The religious education I received taught me that one’s religion is either “right” or “wrong.” I believed only one religion could be the “correct” one since it’s impossible for other religions to hold various perceptions of God and also be “correct.” These teachings have perplexed me. What chances do Islam, Christianity, Judaism, Buddhism, or Confucianism have for being the right religion? What would happen if I were observant of a “wrong” religion? What chance at the afterlife would I have if I did not live according to the “correct” religion? I was raised in an environment that valued piety. I was already overwhelmed by these ideas regarding observance, and worried that I was not observant enough.
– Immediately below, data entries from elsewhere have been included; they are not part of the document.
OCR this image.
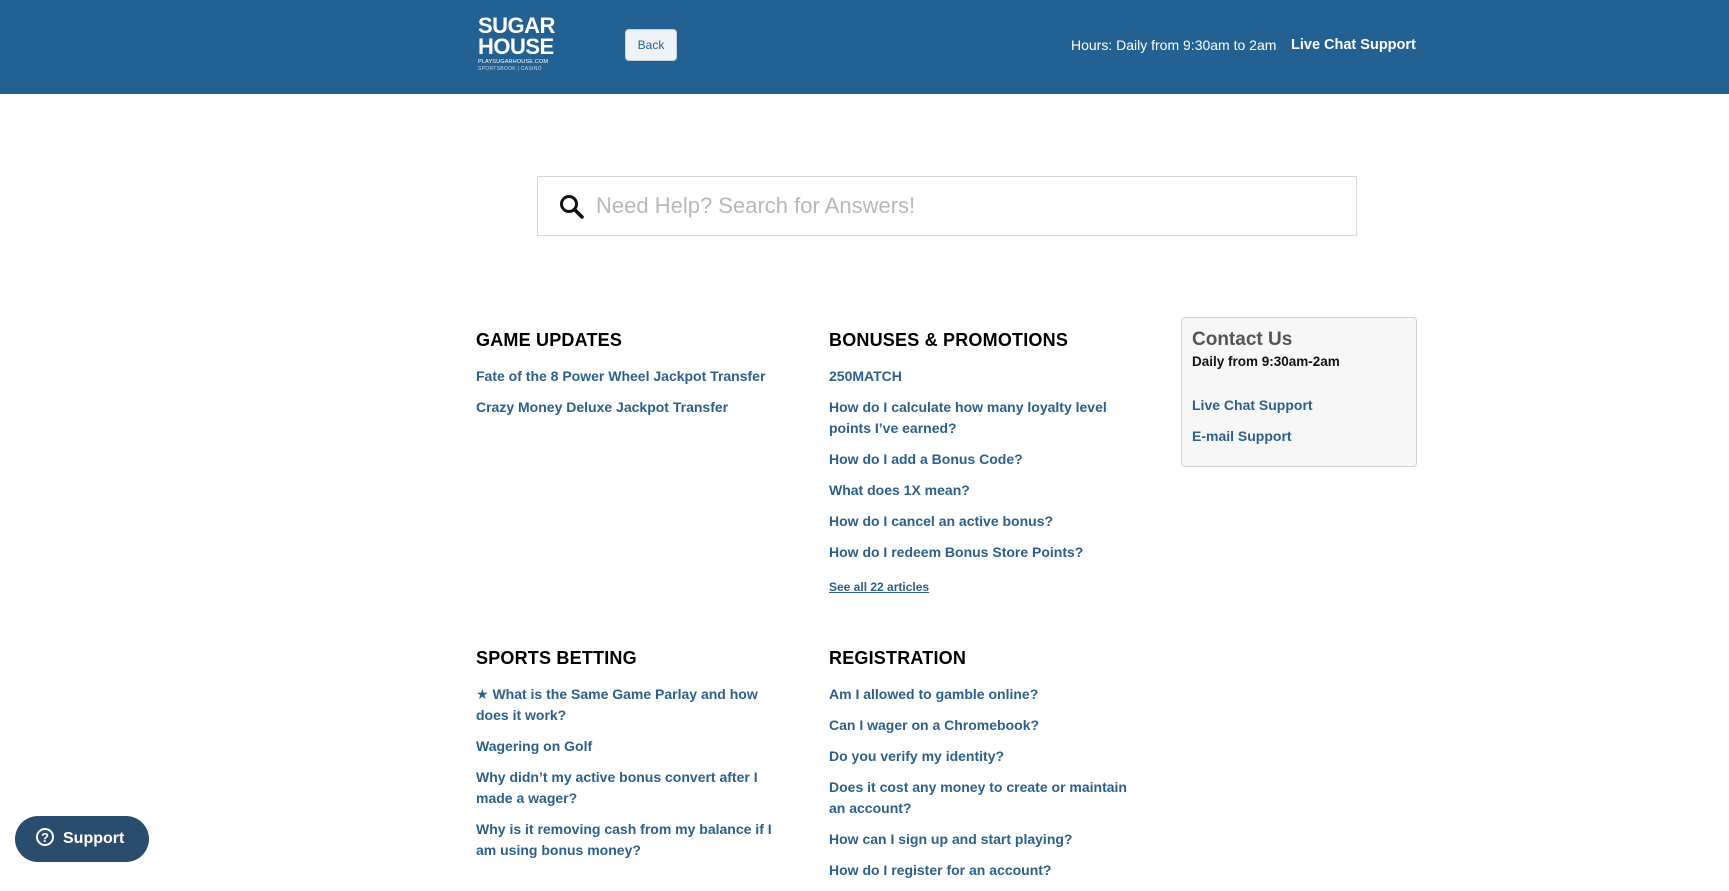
SUGAR
HOUSE
PLAYSUGARHOUSE.COM
SPORTSBOOK | CASINO
Back	Hours: Daily from 9:30am to 2am Live Chat Support
Need Help? Search for Answers!
GAME UPDATES
Fate of the 8 Power Wheel Jackpot Transfer
Crazy Money Deluxe Jackpot Transfer
BONUSES & PROMOTIONS
250MATCH
How do I calculate how many loyalty level points I’ve earned?
How do I add a Bonus Code?
What does 1X mean?
How do I cancel an active bonus?
How do I redeem Bonus Store Points?
See all 22 articles
SPORTS BETTING
★ What is the Same Game Parlay and how does it work?
Wagering on Golf
Why didn’t my active bonus convert after I made a wager?
Why is it removing cash from my balance if I am using bonus money?
REGISTRATION
Am I allowed to gamble online?
Can I wager on a Chromebook?
Do you verify my identity?
Does it cost any money to create or maintain an account?
How can I sign up and start playing?
How do I register for an account?
Contact Us
Daily from 9:30am-2am
Live Chat Support
E-mail Support
? Support
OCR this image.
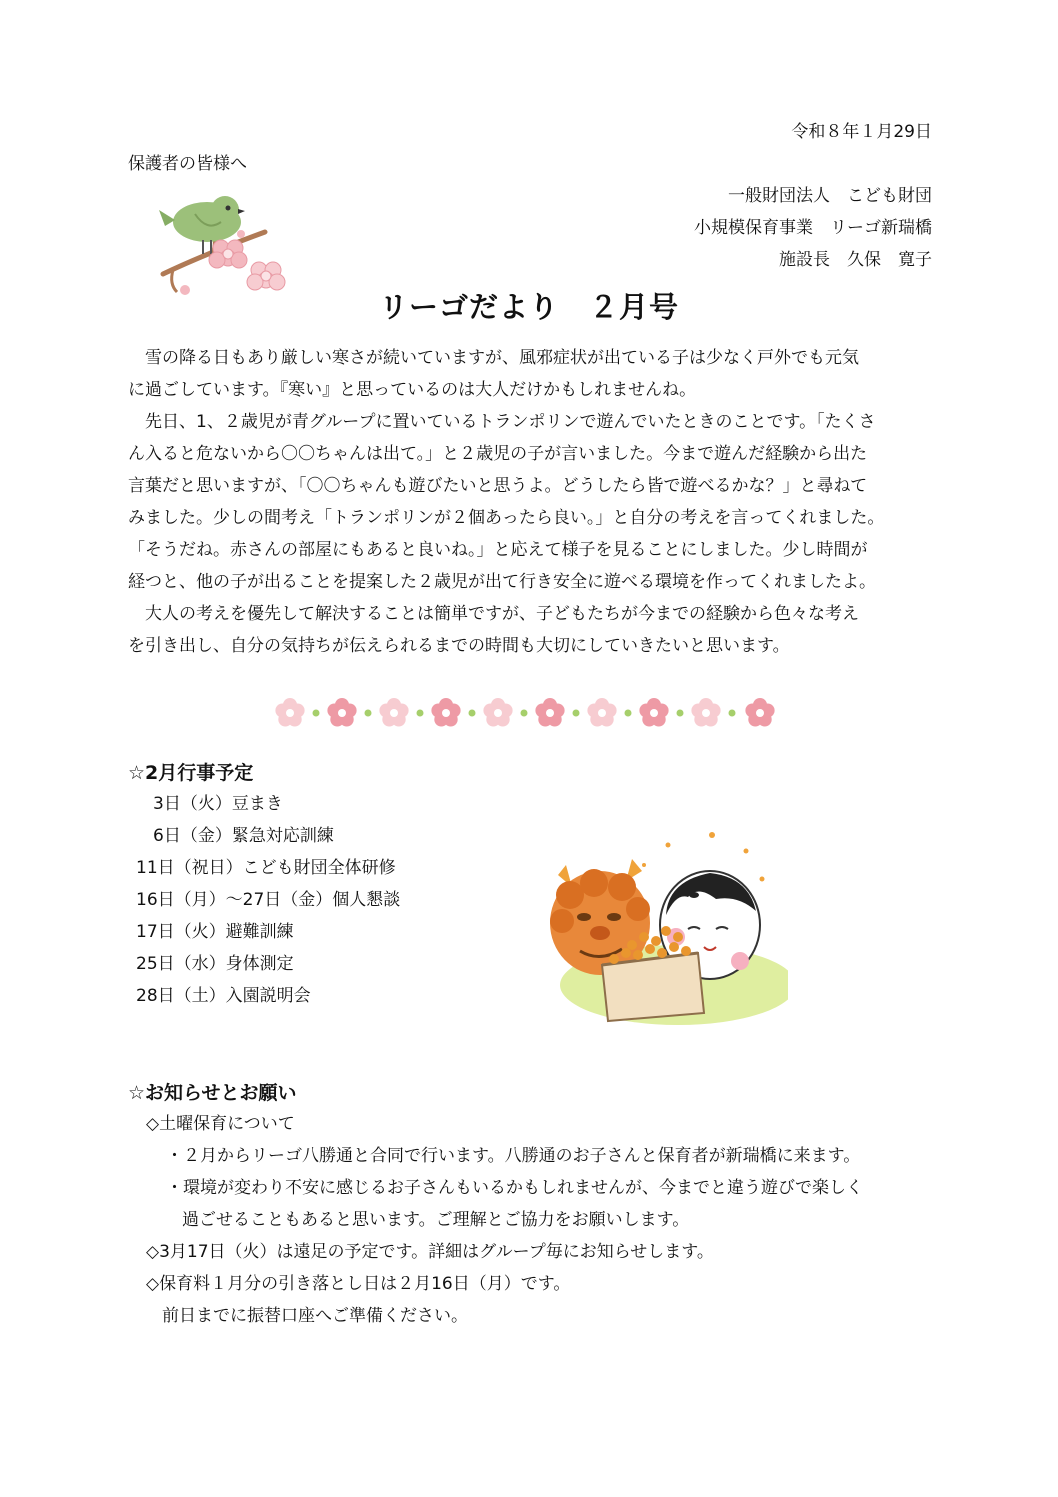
令和８年１月29日
保護者の皆様へ
一般財団法人　こども財団
小規模保育事業　リーゴ新瑞橋
施設長　久保　寛子
リーゴだより　２月号
　雪の降る日もあり厳しい寒さが続いていますが、風邪症状が出ている子は少なく戸外でも元気
に過ごしています。『寒い』と思っているのは大人だけかもしれませんね。
　先日、1、２歳児が青グループに置いているトランポリンで遊んでいたときのことです。「たくさ
ん入ると危ないから〇〇ちゃんは出て。」と２歳児の子が言いました。今まで遊んだ経験から出た
言葉だと思いますが、「〇〇ちゃんも遊びたいと思うよ。どうしたら皆で遊べるかな？」と尋ねて
みました。少しの間考え「トランポリンが２個あったら良い。」と自分の考えを言ってくれました。
「そうだね。赤さんの部屋にもあると良いね。」と応えて様子を見ることにしました。少し時間が
経つと、他の子が出ることを提案した２歳児が出て行き安全に遊べる環境を作ってくれましたよ。
　大人の考えを優先して解決することは簡単ですが、子どもたちが今までの経験から色々な考え
を引き出し、自分の気持ちが伝えられるまでの時間も大切にしていきたいと思います。
☆2月行事予定
　3日（火）豆まき
　6日（金）緊急対応訓練
11日（祝日）こども財団全体研修
16日（月）～27日（金）個人懇談
17日（火）避難訓練
25日（水）身体測定
28日（土）入園説明会
☆お知らせとお願い
◇土曜保育について
・２月からリーゴ八勝通と合同で行います。八勝通のお子さんと保育者が新瑞橋に来ます。
・環境が変わり不安に感じるお子さんもいるかもしれませんが、今までと違う遊びで楽しく
過ごせることもあると思います。ご理解とご協力をお願いします。
◇3月17日（火）は遠足の予定です。詳細はグループ毎にお知らせします。
◇保育料１月分の引き落とし日は２月16日（月）です。
前日までに振替口座へご準備ください。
Additionally, the concern that there might only be a slim possibility of finding the “correct” religion nearly forced me to give up faith altogether.
Before I had the chance to give up, it was time to leave for the United States. For the first time in my life, I live in a relatively diverse community. I stay with the Eisemann-Mark family, and I am discovering more about my own religion as I learn about their Jewish faith. We have long discussions, which have challenged my thoughts about religion and have made me look deeper into other religions (specifically Judaism). I have begun to realize that the point of religion is not merely afterlife. At its best, religion is a way of life. Religion should not demand people to focus on finding “the true God.” Instead, I believe religion should direct people to do good. When I view religion this way, I no longer worry about the right or wrong religion.
In the past five months, I have met people who are unaffiliated with religion, yet are no less moral than others who are religious. Religions may teach moral values, but a person does not need religion to be a moral person. Morality and religion simply do not determine each other.
Having been exposed to new religions has made me realize that there is much more to people than their view of God. As a person who was raised in a homogeneous community where people try to determine the quality of a person by their observance, I’m glad that I have learned to see beneath all the religious attributes that we portray. What I value in myself and others is no longer observance and piety, but rather sympathy, understanding, and respecting fellow human beings. To me, that is all that should matter.